Sunday, July 25, 2010
"Blessed are the poor in spirit for theirs is the Kingdom of Heaven,"
God's Kingdom is so backwards, and I confess that I don't understand it, Him, me or the world very well from His perspective. This last summer the discipleship school started, and I had the honor of teaching on the Sermon on the Mount. It opened a whole new world for me into the mind of God who calls us away from well-intentioned but useless works under the law and into rest in His grace as we're called to do the impossible of loving our enemies, turning the other cheek, not judging, and radical trust in God. It all made sense for a very short time and I felt more peace even in the midst of the pre-team storms than I have felt in my life I think.
Then somewhere this Summer I took my eyes off the Savior and set them on men and all that peace fell apart. I could tell you all kinds of things that I've seen God do this Summer in and through the teams... I've seen God heal miraculously, seen deaf ears opened, pains disappear, heard of backs being straightened, lives changed and spiritual eyes opened. I remember a friend saying once though that physical healing is nothing compared to the miracle of transformation of hearts. And right now I feel like there is something going on in my heart that I can only pray that will bear good fruit eventually. I have seen things in my heart in the past few weeks that make me despair of myself and cry out "wretched woman that I am... who will save me from this body of sin and death?" You'd think that with all else that I've seen God do, there'd be hope still in my heart, but hope feels like it's a million miles away and we are to walk there, crippled and vehicle-less.
Paul says in Romans that he knows that "nothing good dwells in me, that is in my flesh." Nothing good. Nothing. How often I thought that I had something to hold onto. Something to claim as my own; i.e. "I am honest, I don't cheat on taxes, I have integrity, I am not jealous, I would never commit adultery, I am responsible, I am kind, I am a servant etc. etc." We are hurt by others, see others' flaws, examine ourselves and find ourselves "clean" in those areas, and end up feeling that we have something to hold onto. Others build us up with encouraging words of what good qualities they've seen in us...which if we don't realize the truth of what Paul says, can easily and subtly turn into pride. And we all know that pride comes before a fall, and I have fallen and feel that I can't see how to get back up. All the faulty characteristics of people that I have judged at one point or another of my life have been unveiled in my own heart and I despair. Adultery (isn't that what God calls idolatry?), jealousy (the same kind that made me withdraw from the church I was attending before), pride, deception (it's amazing how we can speak "truth" to our own hearts and still skirt around the elephant in the room)... they're all there. The very things that I've said that I'd never do, that I abhor, that I don't understand at all - they're all in me.

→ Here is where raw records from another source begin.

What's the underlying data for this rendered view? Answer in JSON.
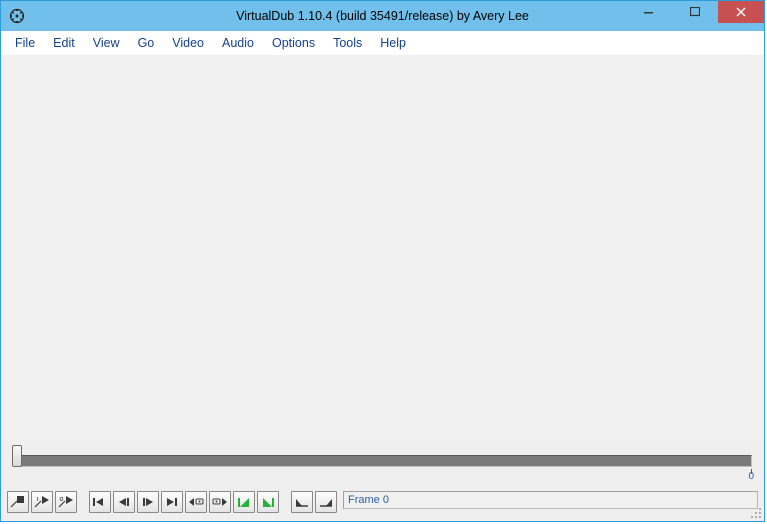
{
  "window": {
    "title": "VirtualDub 1.10.4 (build 35491/release) by Avery Lee"
  },
  "menu": {
    "items": [
      "File",
      "Edit",
      "View",
      "Go",
      "Video",
      "Audio",
      "Options",
      "Tools",
      "Help"
    ]
  },
  "timeline": {
    "end_tick_label": "0"
  },
  "toolbar": {
    "buttons": [
      "stop-button",
      "play-input-button",
      "play-output-button",
      "go-start-button",
      "step-back-button",
      "step-forward-button",
      "go-end-button",
      "prev-keyframe-button",
      "next-keyframe-button",
      "prev-scene-button",
      "next-scene-button",
      "mark-in-button",
      "mark-out-button"
    ]
  },
  "status": {
    "frame_label": "Frame 0"
  }
}
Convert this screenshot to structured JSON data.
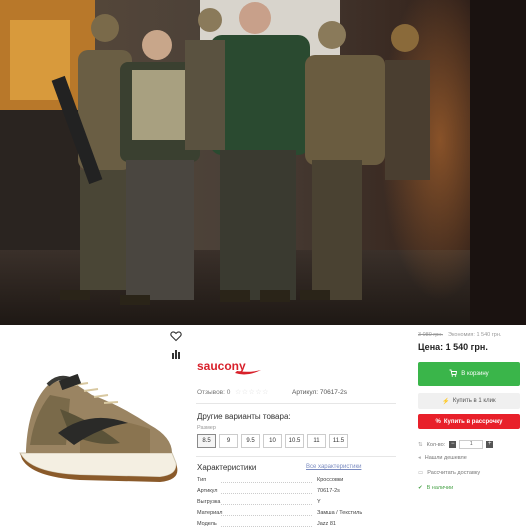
{
  "product": {
    "brand": "saucony",
    "reviews_label": "Отзывов: 0",
    "stars": "☆☆☆☆☆",
    "sku_label": "Артикул: 70617-2s",
    "variants_title": "Другие варианты товара:",
    "size_caption": "Размер",
    "sizes": [
      "8.5",
      "9",
      "9.5",
      "10",
      "10.5",
      "11",
      "11.5"
    ],
    "selected_size": "8.5",
    "characteristics_title": "Характеристики",
    "all_characteristics_link": "Все характеристики",
    "characteristics": [
      {
        "key": "Тип",
        "value": "Кроссовки"
      },
      {
        "key": "Артикул",
        "value": "70617-2s"
      },
      {
        "key": "Выгрузка",
        "value": "Y"
      },
      {
        "key": "Материал",
        "value": "Замша / Текстиль"
      },
      {
        "key": "Модель",
        "value": "Jazz 81"
      }
    ]
  },
  "purchase": {
    "old_price": "3 080 грн.",
    "saving": "Экономия: 1 540 грн.",
    "price_label": "Цена: 1 540 грн.",
    "cart_button": "В корзину",
    "one_click_button": "Купить в 1 клик",
    "installment_button": "Купить в рассрочку",
    "quantity_label": "Кол-во:",
    "quantity_value": "1",
    "cheaper_link": "Нашли дешевле",
    "delivery_link": "Рассчитать доставку",
    "stock_status": "В наличии"
  },
  "colors": {
    "cart_green": "#3ab54a",
    "installment_red": "#e8202a",
    "brand_red": "#d8212b"
  }
}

Every last one of them.
"The heart is deceitful above all things and desperately wicked, who can know it?" says Jeremiah. And he's right. Jesus says to the church in Laodicea concerning their hearts " you say I am rich, I have prospered, and I need nothing, not realizing that you are wretched, pitiable, poor, blind, and naked." Now if you're wondering what terrible sin I've fallen into, let me put your minds at peace. The only sin apart from stupid things that I've said about people and to people has been revealed in my heart. But according to the Sermon on the Mount, what is in our hearts is just as important to God as what we do. Just as important. We don't understand that very well when we try to justify ourselves with the "but I've nevers...," and "how could hes...?" that come out of our own hypocritical mouths.
So I feel naked, stripped of all good that I thought was my own. Which is good. "Unless a seed falls to the ground and dies it remains alone, but if it dies it bears much fruit." I feel like I'm dying to all that I thought I was. Which is also good. But I've lost a good friend, which I would do almost anything to reverse, but I can't and I don't know where to go from here. In need of a Savior? Yes. Desperately. But when you've been "saved" almost your whole life, you've dealt with issue after issue and faced demon after demon in you... and then you realize that YOU are the biggest problem... I despair. I know that Christ's atoning work on the cross and His redemption are the only things in which we have any hope - but I thought I knew that before and feel like I don't know how to get there. I feel like all my life I thought I was living in, let's say the USA, land of the free and home of the brave, then I found out that it was all a big joke (did you ever watch the Trueman Show?) and now I have no idea how to get to the place that I know really is home. And to be very honest, part of me doesn't want to leave this place because what if I fall away again from this unsparing realization into thinking again that I have something apart from Christ, and I hurt more people?
"Blessed are the poor in spirit for theirs is the Kingdom of Heaven." The first part of that seems very real to me - I have nothing good in myself to offer. But the second part seems like a Divine joke. So here I am in Peru. Maybe you can pray for me.